En el ambiente de acuerdos que sopla en el viento estos días, ya se habla de un posible acuerdo presupuestario. Con más deuda pública, naturalmente.
En los últimos dos siglos, un centenar de países han reestructurado su deuda soberana, como recordaron los profesores Pablo Martín-Aceña y Elena Martínez Ruiz en El País. Tocamos a un par de crisis de deuda por año. Si continúan las colocaciones es porque los deudores pagan, aunque con reestructuraciones. Y si con estas pérdidas los acreedores siguen prestándoles a los Estados es porque, como dicen estos autores: “Los Estados soberanos no quiebran. Eso lo saben los prestamistas, como también saben que el riesgo de eventuales quitas, por importantes que sean, se ve compensado por la alta rentabilidad de la deuda soberana”.

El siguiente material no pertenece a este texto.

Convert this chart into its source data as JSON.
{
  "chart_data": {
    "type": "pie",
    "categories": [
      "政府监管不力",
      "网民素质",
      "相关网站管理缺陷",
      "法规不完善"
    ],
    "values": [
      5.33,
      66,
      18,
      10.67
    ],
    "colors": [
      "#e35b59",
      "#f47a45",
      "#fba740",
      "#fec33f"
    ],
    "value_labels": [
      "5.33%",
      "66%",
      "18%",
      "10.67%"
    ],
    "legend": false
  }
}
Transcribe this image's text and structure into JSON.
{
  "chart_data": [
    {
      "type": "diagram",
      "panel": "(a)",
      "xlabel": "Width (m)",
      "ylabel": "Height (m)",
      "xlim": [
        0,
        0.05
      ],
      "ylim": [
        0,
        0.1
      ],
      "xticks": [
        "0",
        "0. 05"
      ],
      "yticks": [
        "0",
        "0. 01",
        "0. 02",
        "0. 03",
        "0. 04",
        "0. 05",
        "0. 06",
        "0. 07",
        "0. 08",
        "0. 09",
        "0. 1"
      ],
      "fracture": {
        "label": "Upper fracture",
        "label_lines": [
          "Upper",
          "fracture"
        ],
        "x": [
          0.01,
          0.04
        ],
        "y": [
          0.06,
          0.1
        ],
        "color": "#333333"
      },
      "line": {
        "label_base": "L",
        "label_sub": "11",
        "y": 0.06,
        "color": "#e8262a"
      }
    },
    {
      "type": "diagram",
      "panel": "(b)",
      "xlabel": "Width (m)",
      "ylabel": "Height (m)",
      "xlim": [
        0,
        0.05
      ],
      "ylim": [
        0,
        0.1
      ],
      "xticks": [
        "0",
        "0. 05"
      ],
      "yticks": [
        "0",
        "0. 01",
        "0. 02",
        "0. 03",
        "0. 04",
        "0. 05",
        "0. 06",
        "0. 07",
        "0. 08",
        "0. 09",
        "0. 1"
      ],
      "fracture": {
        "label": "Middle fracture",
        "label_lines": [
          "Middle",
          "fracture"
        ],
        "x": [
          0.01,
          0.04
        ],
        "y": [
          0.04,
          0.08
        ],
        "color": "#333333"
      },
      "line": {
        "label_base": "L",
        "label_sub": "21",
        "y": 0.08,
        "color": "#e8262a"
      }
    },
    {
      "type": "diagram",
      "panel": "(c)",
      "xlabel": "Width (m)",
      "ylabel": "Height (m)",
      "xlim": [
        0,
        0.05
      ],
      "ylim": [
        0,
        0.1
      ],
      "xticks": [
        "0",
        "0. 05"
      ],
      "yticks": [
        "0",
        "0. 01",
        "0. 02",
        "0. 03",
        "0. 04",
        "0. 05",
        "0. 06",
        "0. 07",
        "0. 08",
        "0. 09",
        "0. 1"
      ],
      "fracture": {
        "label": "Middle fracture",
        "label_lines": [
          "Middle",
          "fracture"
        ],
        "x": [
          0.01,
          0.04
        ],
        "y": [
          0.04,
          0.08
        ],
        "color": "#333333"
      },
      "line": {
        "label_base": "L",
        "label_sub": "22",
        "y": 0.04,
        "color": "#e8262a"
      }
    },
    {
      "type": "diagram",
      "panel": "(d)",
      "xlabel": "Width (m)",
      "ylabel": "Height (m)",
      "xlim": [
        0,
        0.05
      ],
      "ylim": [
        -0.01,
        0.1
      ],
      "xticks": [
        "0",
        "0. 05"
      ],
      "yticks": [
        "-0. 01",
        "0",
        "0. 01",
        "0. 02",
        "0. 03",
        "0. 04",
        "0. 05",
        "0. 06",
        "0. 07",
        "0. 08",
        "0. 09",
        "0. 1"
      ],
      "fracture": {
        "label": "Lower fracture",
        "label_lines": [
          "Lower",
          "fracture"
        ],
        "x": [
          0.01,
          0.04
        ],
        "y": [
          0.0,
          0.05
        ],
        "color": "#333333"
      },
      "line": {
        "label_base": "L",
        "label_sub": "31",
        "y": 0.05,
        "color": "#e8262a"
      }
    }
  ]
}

Claro, estas restructuraciones y negociaciones con prestamistas privados o públicos, como el FMI o la UE, pueden llevar aparejadas unas condiciones de ajuste de las cuentas públicas que castiguen a toda la población.
Esto es lo que olvidan los demagogos que piden hoy más dosis del bálsamo de Fierabrás, a saber, que los Estados emitan deuda y que la compren los bancos centrales. Se insiste en que la situación es urgente, y que necesitamos “inyectar recursos” a nuestras languidecientes economías. Esto tiene otras variantes, del estilo “si antes se rescató a la banca, ahora que se rescate al pueblo”, etc.
Sin embargo, aunque sea cierto que los bancos centrales fueron creados para aliviar la penuria de la Hacienda Pública, existe un límite a su capacidad de endeudamiento, un límite que desconocemos con precisión, y que está en función del coste de la deuda, y de su impacto en el crecimiento, o en el deterioro de la moneda —el pasivo del banco central que compra la deuda.
Mientras nos preparamos para lo que pueda venir, es aconsejable, como siempre, no olvidar a las víctimas. Porque los políticos preferirán siempre endeudarse antes que bajar el gasto público, y los prestamistas estarán dispuestos a correr el riesgo de incumplimientos, pensando que el diferencial de rentabilidad que obtienen compensa dicho riesgo. Pero los que no pueden elegir nada son los ciudadanos, ni elegir ni eludir el castigo que este mecanismo centrifuga hacia sus ingresos, sus ahorros y sus empleos.
Por fin, la solución que proponen los que no quieren más deuda es análogamente peligrosa. Actualizan viejas fantasías, y aseguran que el problema no son los bancos centrales, nunca lo son, sino la desigualdad, porque los ricos ahorran demasiado, bajan los tipos y aumenta la deuda. Es el estancamiento secular, otra vez. La solución nunca es bajar el gasto público y los impuestos, eso jamás, sino pontificar con que aquí todo se arregla saqueando a los ricos, con más impuestos o directamente repudiando la deuda. Solo sufrirán los ricos, dicen. Por si acaso, señora, cuide su cartera.